Our client is struggling with this … and so we are in the process of doing a benchmarking program to look at how some of their competitors are handling some of these problems and then looking at how these challenges are addressed by peer companies – companies working the retail space but not in the product space of our client. We are seeing some VERY interesting results so far. The biggest benefit is that it kind of levels the playing field. We all tend to complain that what we are facing is unique (and many try to get their bosses to see that, given the uniqueness of the situation, they are doing pretty good!). However, when you look at how your competitors are facing the very same problems you are, you take away these excuses. You benchmark your current performance against theirs and you see where you really stand. You also can sift through a lot of approaches to the same market – some of them are good and some of them are not (and some of them are downright illegal!). But you are not creating strategy in a vacuum here … you are looking at the market realities and are honestly assessing yourself against them.
Conclusion
In conclusion, I certainly do not want to give the impression that a continuous market entry perspective is easy nor is it a cure-all for what presently ails stagnant foreign companies in China. However, for many of us who have been in China awhile, we are victims of our own success, even if success is defined as “still standing.” We have found that returning to the fundamental questions about customers, distribution chains and competition really does begin to help break us out of old ways of thinking.

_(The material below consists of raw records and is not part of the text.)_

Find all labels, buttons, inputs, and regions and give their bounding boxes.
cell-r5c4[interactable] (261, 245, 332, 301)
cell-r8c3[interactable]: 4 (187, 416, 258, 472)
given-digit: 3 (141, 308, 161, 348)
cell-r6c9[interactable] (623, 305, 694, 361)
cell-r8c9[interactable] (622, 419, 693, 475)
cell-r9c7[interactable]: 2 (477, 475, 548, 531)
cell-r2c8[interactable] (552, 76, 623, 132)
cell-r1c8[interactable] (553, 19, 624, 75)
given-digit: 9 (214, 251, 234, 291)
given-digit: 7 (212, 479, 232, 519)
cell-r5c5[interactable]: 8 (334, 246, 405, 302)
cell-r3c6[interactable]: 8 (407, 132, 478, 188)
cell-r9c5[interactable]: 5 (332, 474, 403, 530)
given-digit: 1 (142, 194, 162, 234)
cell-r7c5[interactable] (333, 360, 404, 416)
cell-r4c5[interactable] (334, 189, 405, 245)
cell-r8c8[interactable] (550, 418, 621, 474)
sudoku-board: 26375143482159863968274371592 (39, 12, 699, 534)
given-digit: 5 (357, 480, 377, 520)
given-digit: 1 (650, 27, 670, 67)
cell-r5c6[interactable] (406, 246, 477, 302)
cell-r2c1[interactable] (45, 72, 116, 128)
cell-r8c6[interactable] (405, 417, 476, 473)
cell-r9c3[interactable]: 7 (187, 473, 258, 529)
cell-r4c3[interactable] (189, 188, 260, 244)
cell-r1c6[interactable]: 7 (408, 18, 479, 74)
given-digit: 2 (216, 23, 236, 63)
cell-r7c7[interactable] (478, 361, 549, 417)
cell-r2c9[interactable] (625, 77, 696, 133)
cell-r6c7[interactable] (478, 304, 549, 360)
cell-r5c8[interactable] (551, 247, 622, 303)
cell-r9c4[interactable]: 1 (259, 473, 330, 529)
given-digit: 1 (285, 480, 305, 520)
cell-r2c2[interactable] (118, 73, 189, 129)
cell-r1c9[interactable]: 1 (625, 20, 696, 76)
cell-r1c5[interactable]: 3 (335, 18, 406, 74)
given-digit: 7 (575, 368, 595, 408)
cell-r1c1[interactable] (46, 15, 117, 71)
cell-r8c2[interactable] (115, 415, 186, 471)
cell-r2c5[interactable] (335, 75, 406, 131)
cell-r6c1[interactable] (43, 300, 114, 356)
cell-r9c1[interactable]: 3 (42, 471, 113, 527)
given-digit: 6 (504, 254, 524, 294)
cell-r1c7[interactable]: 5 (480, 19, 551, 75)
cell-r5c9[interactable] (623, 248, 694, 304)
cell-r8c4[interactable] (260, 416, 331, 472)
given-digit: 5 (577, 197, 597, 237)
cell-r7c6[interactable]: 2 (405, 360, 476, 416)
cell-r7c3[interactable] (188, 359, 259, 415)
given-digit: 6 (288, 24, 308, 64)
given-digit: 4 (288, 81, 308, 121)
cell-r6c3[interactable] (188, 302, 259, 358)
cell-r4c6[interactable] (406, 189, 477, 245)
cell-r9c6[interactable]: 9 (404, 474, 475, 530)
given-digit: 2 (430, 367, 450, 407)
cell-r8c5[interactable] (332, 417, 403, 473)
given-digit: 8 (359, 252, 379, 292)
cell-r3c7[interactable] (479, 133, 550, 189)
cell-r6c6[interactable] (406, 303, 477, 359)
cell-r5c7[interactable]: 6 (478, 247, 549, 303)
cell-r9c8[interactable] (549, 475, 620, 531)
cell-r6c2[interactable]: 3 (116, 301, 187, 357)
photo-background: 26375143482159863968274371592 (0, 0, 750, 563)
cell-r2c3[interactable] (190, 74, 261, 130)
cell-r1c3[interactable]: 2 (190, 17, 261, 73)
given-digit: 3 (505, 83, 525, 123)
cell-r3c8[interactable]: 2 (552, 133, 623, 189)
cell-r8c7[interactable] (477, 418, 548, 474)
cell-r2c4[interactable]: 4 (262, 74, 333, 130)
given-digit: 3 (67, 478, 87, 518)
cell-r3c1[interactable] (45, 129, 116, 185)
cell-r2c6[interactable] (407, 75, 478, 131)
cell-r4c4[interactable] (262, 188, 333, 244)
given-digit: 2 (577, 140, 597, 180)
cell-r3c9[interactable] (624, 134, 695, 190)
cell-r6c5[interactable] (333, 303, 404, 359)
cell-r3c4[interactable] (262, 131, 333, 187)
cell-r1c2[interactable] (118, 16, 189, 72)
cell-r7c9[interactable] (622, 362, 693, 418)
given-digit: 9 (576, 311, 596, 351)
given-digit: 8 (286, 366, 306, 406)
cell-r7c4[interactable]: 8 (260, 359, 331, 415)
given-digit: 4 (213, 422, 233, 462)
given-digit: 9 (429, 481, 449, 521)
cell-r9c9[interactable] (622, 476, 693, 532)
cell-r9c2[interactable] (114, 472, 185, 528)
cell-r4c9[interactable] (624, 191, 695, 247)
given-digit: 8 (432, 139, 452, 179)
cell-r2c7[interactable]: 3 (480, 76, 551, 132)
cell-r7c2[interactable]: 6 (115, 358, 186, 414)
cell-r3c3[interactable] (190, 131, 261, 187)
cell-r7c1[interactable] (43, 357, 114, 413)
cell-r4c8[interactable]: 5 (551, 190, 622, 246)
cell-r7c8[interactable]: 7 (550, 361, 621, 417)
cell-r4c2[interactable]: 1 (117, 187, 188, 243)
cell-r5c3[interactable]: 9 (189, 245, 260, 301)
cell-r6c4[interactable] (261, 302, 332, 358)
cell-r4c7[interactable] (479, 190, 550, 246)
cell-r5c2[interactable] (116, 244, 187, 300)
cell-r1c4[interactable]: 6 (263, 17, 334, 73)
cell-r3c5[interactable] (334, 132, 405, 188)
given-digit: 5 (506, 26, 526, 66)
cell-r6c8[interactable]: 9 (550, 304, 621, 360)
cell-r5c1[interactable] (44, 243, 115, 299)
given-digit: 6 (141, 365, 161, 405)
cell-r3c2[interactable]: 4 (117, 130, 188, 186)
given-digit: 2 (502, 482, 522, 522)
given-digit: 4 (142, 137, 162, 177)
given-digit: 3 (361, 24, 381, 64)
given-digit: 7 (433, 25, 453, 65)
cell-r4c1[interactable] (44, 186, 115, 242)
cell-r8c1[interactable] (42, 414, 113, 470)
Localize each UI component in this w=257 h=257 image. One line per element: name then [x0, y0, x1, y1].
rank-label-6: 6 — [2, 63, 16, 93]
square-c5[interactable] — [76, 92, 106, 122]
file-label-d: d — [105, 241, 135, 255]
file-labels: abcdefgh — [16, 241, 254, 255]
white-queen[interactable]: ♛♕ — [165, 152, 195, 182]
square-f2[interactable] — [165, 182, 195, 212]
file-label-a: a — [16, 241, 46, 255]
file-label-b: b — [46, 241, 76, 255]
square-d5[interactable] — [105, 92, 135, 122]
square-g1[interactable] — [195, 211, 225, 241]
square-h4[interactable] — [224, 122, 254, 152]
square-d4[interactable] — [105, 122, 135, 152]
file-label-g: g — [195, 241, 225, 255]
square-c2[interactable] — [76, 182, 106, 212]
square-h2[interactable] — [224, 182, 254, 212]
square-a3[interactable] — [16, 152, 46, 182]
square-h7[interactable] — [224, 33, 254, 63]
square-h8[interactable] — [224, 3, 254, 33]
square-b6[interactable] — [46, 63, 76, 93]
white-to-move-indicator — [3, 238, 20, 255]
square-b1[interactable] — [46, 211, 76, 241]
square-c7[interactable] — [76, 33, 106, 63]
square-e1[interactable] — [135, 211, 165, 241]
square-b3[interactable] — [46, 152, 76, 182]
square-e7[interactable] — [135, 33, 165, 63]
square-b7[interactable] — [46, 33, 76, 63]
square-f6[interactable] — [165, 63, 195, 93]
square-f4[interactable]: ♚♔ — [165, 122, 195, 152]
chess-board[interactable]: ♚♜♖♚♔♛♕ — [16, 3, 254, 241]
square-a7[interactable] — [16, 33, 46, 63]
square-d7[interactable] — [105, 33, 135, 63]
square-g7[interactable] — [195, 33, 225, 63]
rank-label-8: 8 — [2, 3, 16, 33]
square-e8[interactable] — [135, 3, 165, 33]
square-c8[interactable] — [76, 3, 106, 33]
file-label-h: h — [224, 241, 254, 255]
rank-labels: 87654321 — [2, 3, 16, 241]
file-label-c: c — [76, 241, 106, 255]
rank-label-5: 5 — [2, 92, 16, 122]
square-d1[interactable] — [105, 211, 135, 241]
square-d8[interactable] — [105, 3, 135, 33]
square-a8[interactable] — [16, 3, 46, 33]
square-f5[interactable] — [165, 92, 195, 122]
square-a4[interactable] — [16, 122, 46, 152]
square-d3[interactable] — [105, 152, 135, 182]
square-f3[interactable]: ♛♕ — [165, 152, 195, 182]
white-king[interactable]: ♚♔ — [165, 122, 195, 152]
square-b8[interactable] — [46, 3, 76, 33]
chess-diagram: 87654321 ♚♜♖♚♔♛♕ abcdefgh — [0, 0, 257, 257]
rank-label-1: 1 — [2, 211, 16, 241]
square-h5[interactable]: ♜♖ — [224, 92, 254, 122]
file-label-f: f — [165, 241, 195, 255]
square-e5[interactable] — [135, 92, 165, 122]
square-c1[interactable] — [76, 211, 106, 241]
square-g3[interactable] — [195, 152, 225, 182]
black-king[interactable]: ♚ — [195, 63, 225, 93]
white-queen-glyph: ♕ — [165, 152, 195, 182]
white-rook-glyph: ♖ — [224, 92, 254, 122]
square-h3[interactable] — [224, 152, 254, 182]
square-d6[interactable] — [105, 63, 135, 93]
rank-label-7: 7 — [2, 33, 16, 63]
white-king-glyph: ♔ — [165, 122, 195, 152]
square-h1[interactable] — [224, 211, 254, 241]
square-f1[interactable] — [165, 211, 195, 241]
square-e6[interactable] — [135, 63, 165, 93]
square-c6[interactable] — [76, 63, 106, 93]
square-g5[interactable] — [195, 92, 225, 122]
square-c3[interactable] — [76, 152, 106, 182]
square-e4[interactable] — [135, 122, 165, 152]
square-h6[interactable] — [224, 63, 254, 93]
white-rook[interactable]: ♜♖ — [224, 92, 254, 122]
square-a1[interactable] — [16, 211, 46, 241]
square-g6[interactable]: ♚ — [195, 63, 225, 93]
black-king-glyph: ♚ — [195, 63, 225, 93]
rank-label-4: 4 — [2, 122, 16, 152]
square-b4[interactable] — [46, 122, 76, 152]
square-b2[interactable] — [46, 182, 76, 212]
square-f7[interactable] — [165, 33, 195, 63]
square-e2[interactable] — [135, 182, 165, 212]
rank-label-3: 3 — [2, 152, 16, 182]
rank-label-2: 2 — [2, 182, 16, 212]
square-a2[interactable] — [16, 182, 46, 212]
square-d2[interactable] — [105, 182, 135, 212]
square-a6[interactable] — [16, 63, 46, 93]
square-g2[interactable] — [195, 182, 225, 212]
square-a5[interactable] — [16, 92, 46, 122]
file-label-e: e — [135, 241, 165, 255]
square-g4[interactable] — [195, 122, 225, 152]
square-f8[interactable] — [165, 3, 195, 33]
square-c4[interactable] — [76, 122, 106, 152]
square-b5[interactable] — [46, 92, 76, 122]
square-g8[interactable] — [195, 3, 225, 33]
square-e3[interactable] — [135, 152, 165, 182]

For those newly arrived in China, I would like to encourage you to start now your process of continuous market entry. For the moment, hide your business plan and the feasibility study you used to get your business license. Get your key sales and marketing staff in a room and ask each other the tough questions about customers, routes-to-market and competition and press yourselves to answer them (or at least establish a plan to come up with the answers to them).
If China has taught us one thing in the past decade, it is that this country and its markets will not stop changing, growing and adjusting to global conditions. The successful foreign company in China will adopt a similar attitude knowing that when they stop entering the market for the first time, it will be their last time.